That’s the upshot of a story in this morning’s Wall Street Journal. It begins:
Flaws in U.S. schools are increasingly causing a national-security risk, producing adults without the math, science and language skills necessary to ensure American leadership in the 21st century, warns a report issued Tuesday by the Council on Foreign Relations.
Warning that “the education crisis is a national security crisis,” the report says that too many schools are failing to adequately equip students for the work force, and that many have stopped teaching the sort of basic civics that prepare students for citizenship. Resources and expertise aren’t distributed equitably, often hurting the most at-risk students. The situation, it says, puts the country’s “future economic prosperity, global position, and physical safety at risk.”
What do we do, you ask?

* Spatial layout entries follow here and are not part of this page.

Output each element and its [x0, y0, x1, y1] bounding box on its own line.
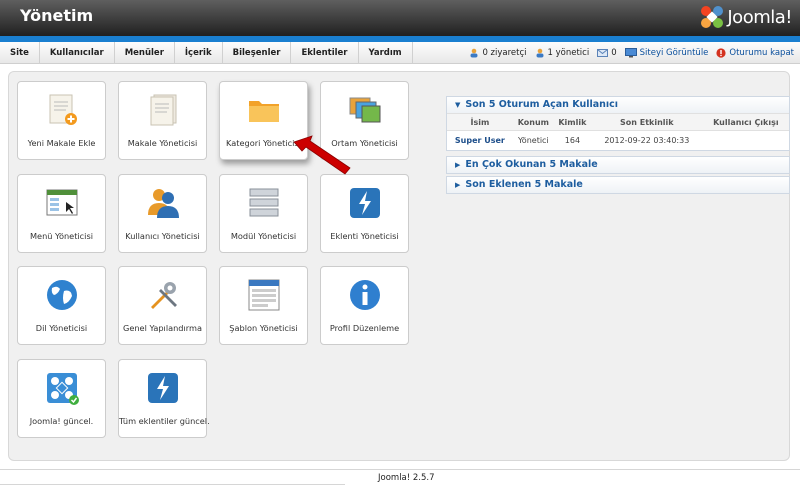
- admins-status: 1 yönetici: [535, 48, 590, 58]
- joomla-update-icon: [47, 373, 79, 405]
- main-menu: Site Kullanıcılar Menüler İçerik Bileşen…: [0, 42, 413, 64]
- footer-divider: [0, 469, 800, 470]
- messages-status[interactable]: 0: [597, 48, 617, 58]
- column-header-location[interactable]: Konum: [512, 113, 554, 131]
- messages-count: 0: [611, 48, 617, 58]
- logout-link[interactable]: Oturumu kapat: [716, 48, 794, 58]
- tile-menu-manager[interactable]: Menü Yöneticisi: [17, 174, 106, 253]
- table-row: Super User Yönetici 164 2012-09-22 03:40…: [447, 131, 789, 150]
- plugin-icon: [350, 188, 380, 218]
- tile-label: Eklenti Yöneticisi: [330, 231, 399, 241]
- footer-version: Joomla! 2.5.7: [378, 473, 435, 483]
- tile-label: Dil Yöneticisi: [35, 323, 88, 333]
- tile-label: Tüm eklentiler güncel.: [119, 416, 210, 426]
- admins-icon: [536, 48, 544, 58]
- annotation-arrow-icon: [293, 135, 351, 175]
- latest-articles-pane[interactable]: ▶ Son Eklenen 5 Makale: [446, 176, 790, 194]
- user-location: Yönetici: [517, 135, 549, 145]
- tools-icon: [151, 282, 177, 309]
- user-name-link[interactable]: Super User: [447, 131, 513, 150]
- tile-label: Joomla! güncel.: [29, 416, 94, 426]
- tile-label: Kullanıcı Yöneticisi: [125, 231, 200, 241]
- caret-down-icon: ▼: [455, 101, 461, 109]
- page-title: Yönetim: [20, 6, 94, 25]
- caret-right-icon: ▶: [455, 181, 461, 189]
- template-icon: [248, 279, 280, 311]
- menu-item-help[interactable]: Yardım: [359, 42, 413, 64]
- info-icon: [350, 280, 380, 310]
- tile-template-manager[interactable]: Şablon Yöneticisi: [219, 266, 308, 345]
- logged-in-users-pane: ▼ Son 5 Oturum Açan Kullanıcı İsim Konum …: [446, 96, 790, 151]
- menu-bar: Site Kullanıcılar Menüler İçerik Bileşen…: [0, 42, 800, 64]
- tile-label: Makale Yöneticisi: [127, 138, 198, 148]
- menu-manager-icon: [46, 189, 78, 216]
- tile-label: Yeni Makale Ekle: [27, 138, 96, 148]
- tile-article-manager[interactable]: Makale Yöneticisi: [118, 81, 207, 160]
- visitors-status: 0 ziyaretçi: [469, 48, 527, 58]
- column-header-logout[interactable]: Kullanıcı Çıkışı: [702, 113, 789, 131]
- view-site-label: Siteyi Görüntüle: [639, 48, 709, 58]
- visitors-icon: [470, 48, 478, 58]
- view-site-link[interactable]: Siteyi Görüntüle: [624, 48, 709, 58]
- logged-in-users-header[interactable]: ▼ Son 5 Oturum Açan Kullanıcı: [447, 97, 789, 113]
- globe-icon: [47, 280, 77, 310]
- logo-text: Joomla!: [727, 6, 792, 28]
- tile-label: Şablon Yöneticisi: [229, 323, 298, 333]
- menu-item-components[interactable]: Bileşenler: [223, 42, 292, 64]
- logout-label: Oturumu kapat: [729, 48, 794, 58]
- latest-articles-header[interactable]: ▶ Son Eklenen 5 Makale: [447, 177, 789, 193]
- admins-count: 1 yönetici: [547, 48, 590, 58]
- tile-plugin-manager[interactable]: Eklenti Yöneticisi: [320, 174, 409, 253]
- menu-item-menus[interactable]: Menüler: [115, 42, 175, 64]
- tile-user-manager[interactable]: Kullanıcı Yöneticisi: [118, 174, 207, 253]
- user-id: 164: [564, 135, 581, 145]
- caret-right-icon: ▶: [455, 161, 461, 169]
- media-icon: [349, 97, 381, 123]
- joomla-logo-icon: [701, 6, 724, 28]
- tile-label: Profil Düzenleme: [329, 323, 400, 333]
- status-bar: 0 ziyaretçi 1 yönetici 0 Siteyi Görüntül…: [469, 42, 794, 64]
- popular-articles-header[interactable]: ▶ En Çok Okunan 5 Makale: [447, 157, 789, 173]
- tile-joomla-update[interactable]: Joomla! güncel.: [17, 359, 106, 438]
- module-icon: [249, 188, 279, 217]
- logged-in-users-table: İsim Konum Kimlik Son Etkinlik Kullanıcı…: [447, 113, 789, 150]
- joomla-logo[interactable]: Joomla!: [699, 4, 792, 30]
- messages-icon: [597, 49, 609, 57]
- monitor-icon: [624, 48, 637, 58]
- tile-label: Modül Yöneticisi: [230, 231, 297, 241]
- pane-title: En Çok Okunan 5 Makale: [465, 159, 598, 170]
- tile-global-config[interactable]: Genel Yapılandırma: [118, 266, 207, 345]
- tile-module-manager[interactable]: Modül Yöneticisi: [219, 174, 308, 253]
- menu-item-site[interactable]: Site: [0, 42, 40, 64]
- user-logout-cell: [703, 131, 789, 150]
- logout-icon: [716, 48, 727, 58]
- tile-language-manager[interactable]: Dil Yöneticisi: [17, 266, 106, 345]
- column-header-last-activity[interactable]: Son Etkinlik: [590, 113, 703, 131]
- menu-item-content[interactable]: İçerik: [175, 42, 223, 64]
- pane-title: Son 5 Oturum Açan Kullanıcı: [465, 99, 619, 110]
- tile-extensions-update[interactable]: Tüm eklentiler güncel.: [118, 359, 210, 438]
- column-header-id[interactable]: Kimlik: [553, 113, 591, 131]
- folder-icon: [249, 101, 279, 122]
- user-last-activity: 2012-09-22 03:40:33: [604, 135, 690, 145]
- tile-label: Genel Yapılandırma: [122, 323, 202, 333]
- control-panel: Yeni Makale Ekle Makale Yöneticisi Kateg…: [8, 71, 790, 461]
- article-manager-icon: [150, 94, 177, 126]
- column-header-name[interactable]: İsim: [447, 113, 513, 131]
- visitors-count: 0 ziyaretçi: [482, 48, 527, 58]
- users-icon: [148, 189, 179, 218]
- menu-item-users[interactable]: Kullanıcılar: [40, 42, 115, 64]
- extensions-update-icon: [148, 373, 178, 403]
- new-article-icon: [49, 94, 77, 125]
- tile-new-article[interactable]: Yeni Makale Ekle: [17, 81, 106, 160]
- footer-divider-bottom: [0, 484, 345, 485]
- pane-title: Son Eklenen 5 Makale: [465, 179, 583, 190]
- tile-label: Menü Yöneticisi: [29, 231, 94, 241]
- popular-articles-pane[interactable]: ▶ En Çok Okunan 5 Makale: [446, 156, 790, 174]
- tile-edit-profile[interactable]: Profil Düzenleme: [320, 266, 409, 345]
- admin-header: Yönetim Joomla!: [0, 0, 800, 36]
- menu-item-extensions[interactable]: Eklentiler: [291, 42, 359, 64]
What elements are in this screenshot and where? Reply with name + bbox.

Exactly what CF and many parents whose kids are trapped in failing, violent schools have been requesting:
The report urges wider use of charter schools and other alternatives to neighborhood public schools that are underperforming….
The report acknowledges the persistence of the problems it highlights, noting that many of the same risks were identified in “Nation at Risk,” a 1983 report commissioned by the Reagan administration that warned of “a rising tide of mediocrity that threatens our very future as a nation and a people.” But it cites reasons for fresh hope, including growing public awareness of the issues and bipartisan support for measures to address them.
“This country has a real but time-limited opportunity to make changes that would maintain the United States’ position in the world and its security at home,” it concludes.
Indeed. And you can imagine what comes after that inspiring call to action: whining from those who are profiting from the status quo. Here’s union boss Randi Weingarten:
Six members of the task force offered “additional and dissenting views,” including Randi Weingarten, president of the American Federation of Teachers, a leading teachers union. While praising the task force’s goals and endorsing the report, she criticized it for “placing inordinate responsibility for school improvement on individual teachers” and for “promoting policies like the current topdown, standardized test-driven accountability that has narrowed the curriculum and reinforced the teaching of lower-level skills.”
Memo to Ms. Weingarten: Violent, failing schools aren’t good for teachers, either. And the amount of money—including from sky-high property taxes due to the pensions for which unions have pushed—that teachers’ friends, family members, and neighbors are forced to put into schools that are not giving our nation what it needs is an outrage. It’s time for a new approach. That would be the same approach we use in virtually every other important decision in life, including higher education: choice and competition.